Yes, his funds have suffered outflows – his flagship Optimal Income Fund is down to around £17bn from its peak of £25bn not so long ago – but, no, this is far from his toughest time in fund management.
No, it is not true that for an hour during the August sell-off you could not get a bid on a US treasury. And, no he is not going to divulge how much of the portfolio could be liquidated in five days should a crisis strike.
With those difficult questions out of the way – thank you, dear readers – we can get to Mr Woolnough’s views on where we are in bond markets today and, in particular, whether wealth managers are right to be worried about a potential liquidity squeeze.

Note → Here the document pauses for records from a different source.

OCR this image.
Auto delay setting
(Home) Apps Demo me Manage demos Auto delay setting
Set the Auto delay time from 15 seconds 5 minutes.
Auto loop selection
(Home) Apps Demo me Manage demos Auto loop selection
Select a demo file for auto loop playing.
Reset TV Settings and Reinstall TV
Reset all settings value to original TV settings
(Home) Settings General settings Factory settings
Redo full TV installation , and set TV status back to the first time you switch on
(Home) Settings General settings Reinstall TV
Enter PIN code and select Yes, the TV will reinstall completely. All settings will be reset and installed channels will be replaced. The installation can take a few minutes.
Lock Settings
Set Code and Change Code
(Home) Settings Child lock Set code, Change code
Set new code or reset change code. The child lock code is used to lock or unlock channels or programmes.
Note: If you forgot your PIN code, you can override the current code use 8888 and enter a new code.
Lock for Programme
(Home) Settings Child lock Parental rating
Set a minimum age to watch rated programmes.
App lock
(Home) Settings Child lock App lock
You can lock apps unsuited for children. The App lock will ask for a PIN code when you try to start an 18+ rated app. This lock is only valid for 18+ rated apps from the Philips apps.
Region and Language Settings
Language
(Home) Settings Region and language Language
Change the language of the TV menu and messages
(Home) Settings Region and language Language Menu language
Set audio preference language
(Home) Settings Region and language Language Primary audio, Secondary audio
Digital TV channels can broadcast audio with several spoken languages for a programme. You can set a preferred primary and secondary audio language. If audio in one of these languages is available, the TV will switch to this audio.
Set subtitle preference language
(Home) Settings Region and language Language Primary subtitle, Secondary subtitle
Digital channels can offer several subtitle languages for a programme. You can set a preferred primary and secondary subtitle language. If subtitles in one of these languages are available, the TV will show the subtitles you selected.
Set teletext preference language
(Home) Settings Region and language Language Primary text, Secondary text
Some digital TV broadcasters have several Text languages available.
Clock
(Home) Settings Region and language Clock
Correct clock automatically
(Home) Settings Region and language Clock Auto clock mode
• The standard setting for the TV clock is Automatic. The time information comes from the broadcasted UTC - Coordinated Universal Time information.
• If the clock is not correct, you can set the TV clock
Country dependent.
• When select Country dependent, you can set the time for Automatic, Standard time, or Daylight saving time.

Woolnough has spoken before about how, during 2015, we have entered a bear market for bonds. “It would be very odd if I did not think we were in a bond bear market, given I am short-duration versus my index,” he says – Optimal Income currently has its lowest ever duration at 2.4 years. “I would say from a duration point of view, we are in a bond bear market, but that is the nature of the space.”
Over one year (to 19 November), Optimal Income registered an essentially flat performance – albeit slightly behind the IA Sterling Strategic Bond sector average. But since its launch in late 2006, the fund has delivered a remarkable 87% return, according to FE data.